A question about the function f x xsinx

Derivatives of functions.

for f'(x) = sinx + xcosx let f'(x) = 0 gives x = -tanx, so x has only one solution on [- 2, 2], x = 0, so (1) is wrong.

2) Let x=(n+1 2) n be a positive integer, then f(x) = (n+1 2) is obviously infinity.

So (2) wrong.

3) f(x) is obviously f(x) >0 on (0, ), but because it is an open range.

So there is no minimum.

And on (0, ) f'(x) = 0 has a unique solution x where f(x) takes the maximum value.

4) The center of symmetry of f(x) is (0,0), but f(x) is not periodic, so (,0) is not a center of symmetry of the function f(x) image.

f(x) is an image of .

1 False, this function is an even function, and it cannot be monotonic in this symmetry interval; 2 False, when x tends to positive infinity, f(x) has no upper limit, and it is impossible for m to satisfy; 3 pairs, f(0)=f(pie)=0, and x on (0, pie) f(x)>0, think about its image, f(x) has no minimum value, there is a maximum value; 4 is false, if (pie, 0) is the center of symmetry, then f(x) = -f(2 faction-x), xsinx is unequal - (2 faction -x) sin(2 faction -x), so it is false.

1. After finding the derivative, we can know that the derivative of f(x) in this region is not as high as 02, which is obviously wrong because f(x) does not converge.

3. Derivative, f(x) derivative is greater than 0 at (0, 2) and less than 0 at x= There must be zero in the middle, so there must be a maximum value and no minimum value.

4. This is an even function.

So pick 3

After studying the function f(x)=xsinx, a student came to the following conclusions:

The function f(x) is monotonically incremented on [- 2, 2].

There is a constant m 0 so that f(x) m is true for a real number x.

The function f(x) has no minimum value on (0, ), but there must be a maximum value.

The point ( ,0) is a symmetry center of the function f(x) image.

The ordinal number of the correct proposition is ......

Inverse functions. Let arctanx=y, then x=tany and other stoves such as Na shout both sides of x derive, implicit function derivative, implicit opening then 1 y'(tany)'＝y'sec^2y

So y'=1/sec^2y

Since tan 2+1 = sec 2

So y'=1/(1+tan^2y)

It says x=tany

So y'=1/1+x^2

Since the function f(x)=x-sinx, e.g. and f(x)=1-cosx

Therefore, the answer is: 1-cosx Qi withered.

Summary. Yes.

The known function f(x)=(xsin(1-x)) x|(x 2-1 has **.) There are 2 breaks to go to this problem and 1 jump break.

It is obtained by drawing.

I'm guessing that's the answer you want.

Wrong. I'll take another look.

Can you take a look at these two?

Received ha. Yes.

16 questions B, 18 B

Why is this wrong?

This option D

Summary. Hello, dear, the known function f(x)=x sinx, then f(x) sinx+xcosx, then f(0) 0 oh pro [eat whales].

If you know the function f(x) = x sinx, find f(x) and f(0).

Hello, dear, the known function f(x)=x sinx, then f(x) sinx+xcosx, then f(0) 0 oh pro [eat whales].

The title is the derivative of the product function Oh, f=ym, then f=y'm+ym'oh pro [eat whales].

There are a few more. Dear, we can only ask one question at a time, if you still need to ask questions, you need to upgrade the service, oh pro [eat whales].
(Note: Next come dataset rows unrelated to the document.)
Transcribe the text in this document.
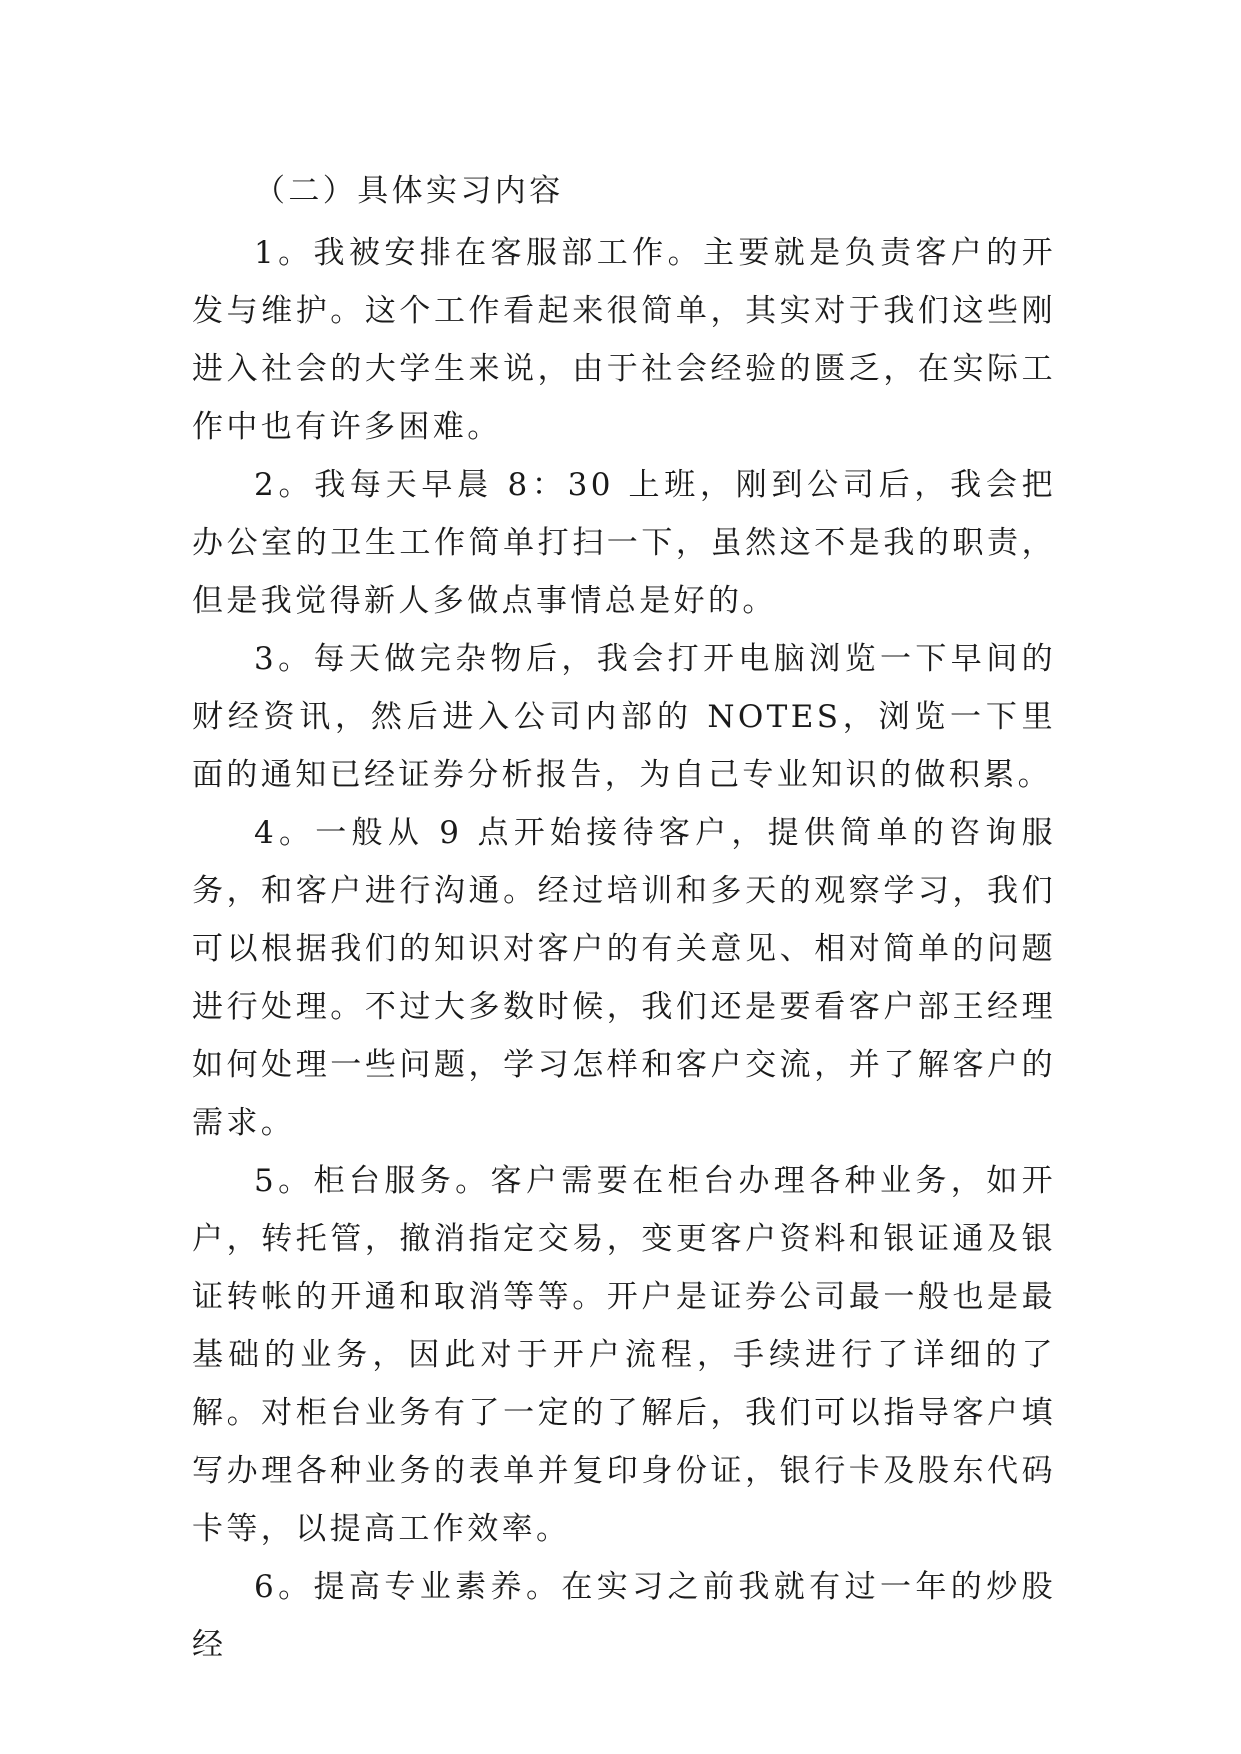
（二）具体实习内容

1。我被安排在客服部工作。主要就是负责客户的开发与维护。这个工作看起来很简单，其实对于我们这些刚进入社会的大学生来说，由于社会经验的匮乏，在实际工作中也有许多困难。

2。我每天早晨 8：30 上班，刚到公司后，我会把办公室的卫生工作简单打扫一下，虽然这不是我的职责，但是我觉得新人多做点事情总是好的。

3。每天做完杂物后，我会打开电脑浏览一下早间的财经资讯，然后进入公司内部的 NOTES，浏览一下里面的通知已经证券分析报告，为自己专业知识的做积累。

4。一般从 9 点开始接待客户，提供简单的咨询服务，和客户进行沟通。经过培训和多天的观察学习，我们可以根据我们的知识对客户的有关意见、相对简单的问题进行处理。不过大多数时候，我们还是要看客户部王经理如何处理一些问题，学习怎样和客户交流，并了解客户的需求。

5。柜台服务。客户需要在柜台办理各种业务，如开户，转托管，撤消指定交易，变更客户资料和银证通及银证转帐的开通和取消等等。开户是证券公司最一般也是最基础的业务，因此对于开户流程，手续进行了详细的了解。对柜台业务有了一定的了解后，我们可以指导客户填写办理各种业务的表单并复印身份证，银行卡及股东代码卡等，以提高工作效率。

6。提高专业素养。在实习之前我就有过一年的炒股经
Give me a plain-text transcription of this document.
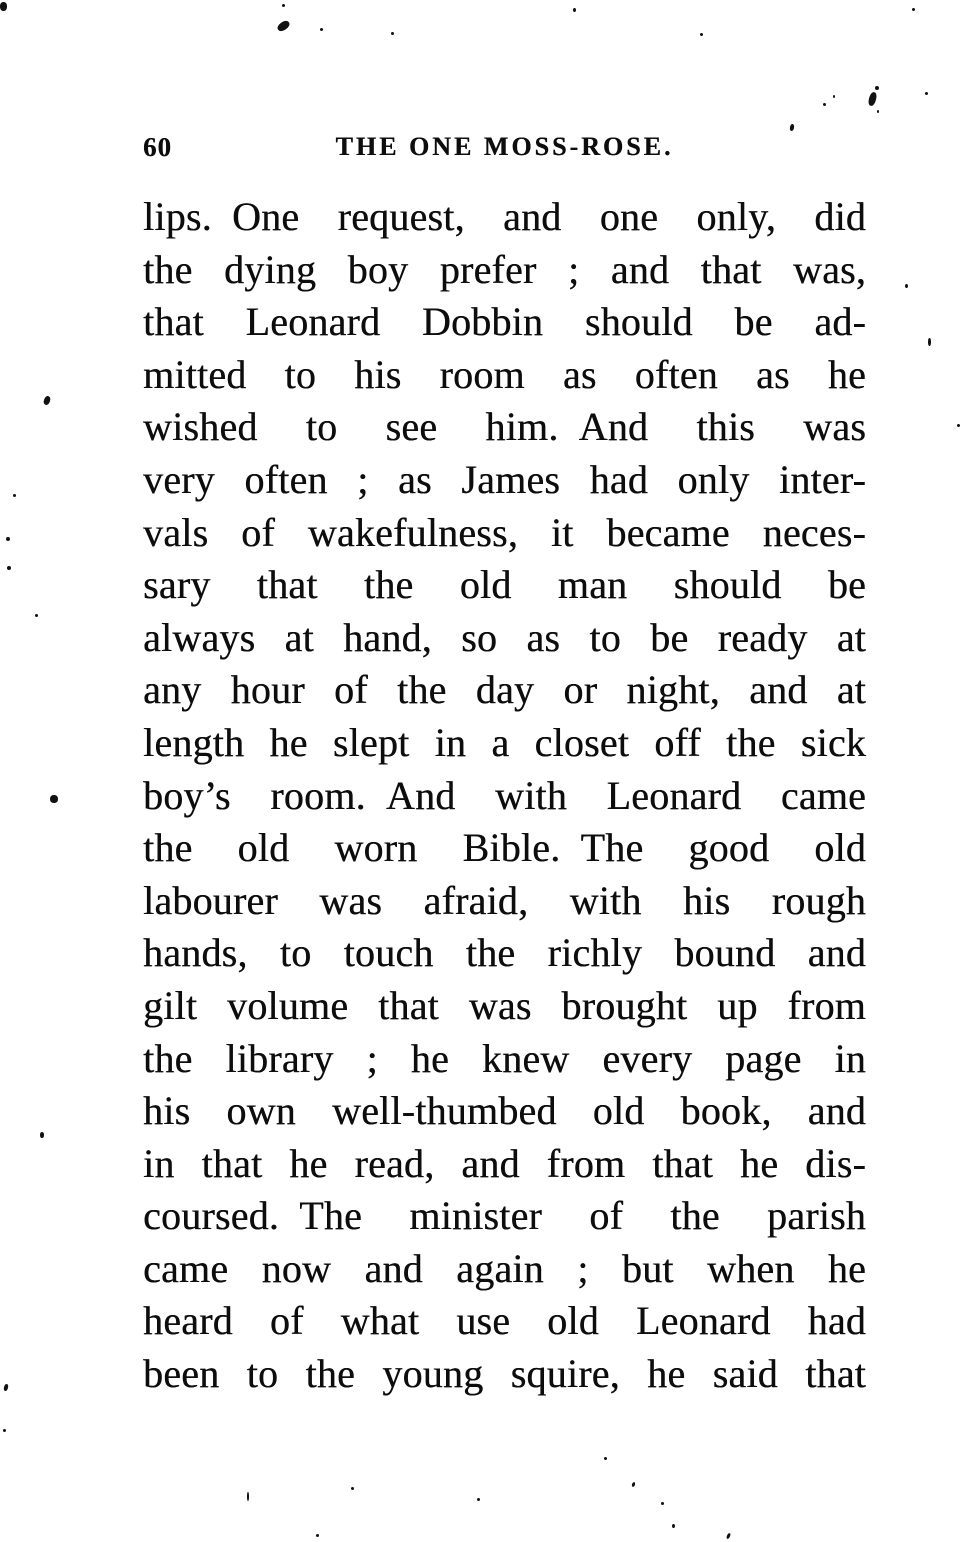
60	THE ONE MOSS-ROSE.
lips. One request, and one only, did
the dying boy prefer ; and that was,
that Leonard Dobbin should be ad-
mitted to his room as often as he
wished to see him. And this was
very often ; as James had only inter-
vals of wakefulness, it became neces-
sary that the old man should be
always at hand, so as to be ready at
any hour of the day or night, and at
length he slept in a closet off the sick
boy’s room. And with Leonard came
the old worn Bible. The good old
labourer was afraid, with his rough
hands, to touch the richly bound and
gilt volume that was brought up from
the library ; he knew every page in
his own well-thumbed old book, and
in that he read, and from that he dis-
coursed. The minister of the parish
came now and again ; but when he
heard of what use old Leonard had
been to the young squire, he said that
1c, 2c, 3c, 4b, 5b, 6b, 7b, oh pro [eat whales].

Thank you (*°3.)

Summary. f(0)=0f(1)=1+sin(1) set the function f(x)=x+sinx, then f()=f(1 Hello dear, can you send me the complete question.

f(0)=0f(1)=1+sin(1)

f'(x)=1+cosx

∫f(x)f'(x)dx is equal to 1 2*(cosx) 2 (1+sinx) 4+c.

Solution: Since one of the original functions of f(x) is sinx (sinx+1), then f(x) = (sinx (sinx+1)).'=cosx/(1+sinx)^2。

and f(x)f'(x)dx

f(x)df(x)

1/2*(f(x))^2+c

1/2*(cosx/(1+sinx)^2)^2+c=1/2*(cosx)^2/(1+sinx)^4+c

It should be 1 2*[f(x)] 2+c, the original function of f(x) is known, and the derivative of it can be used to know f(x).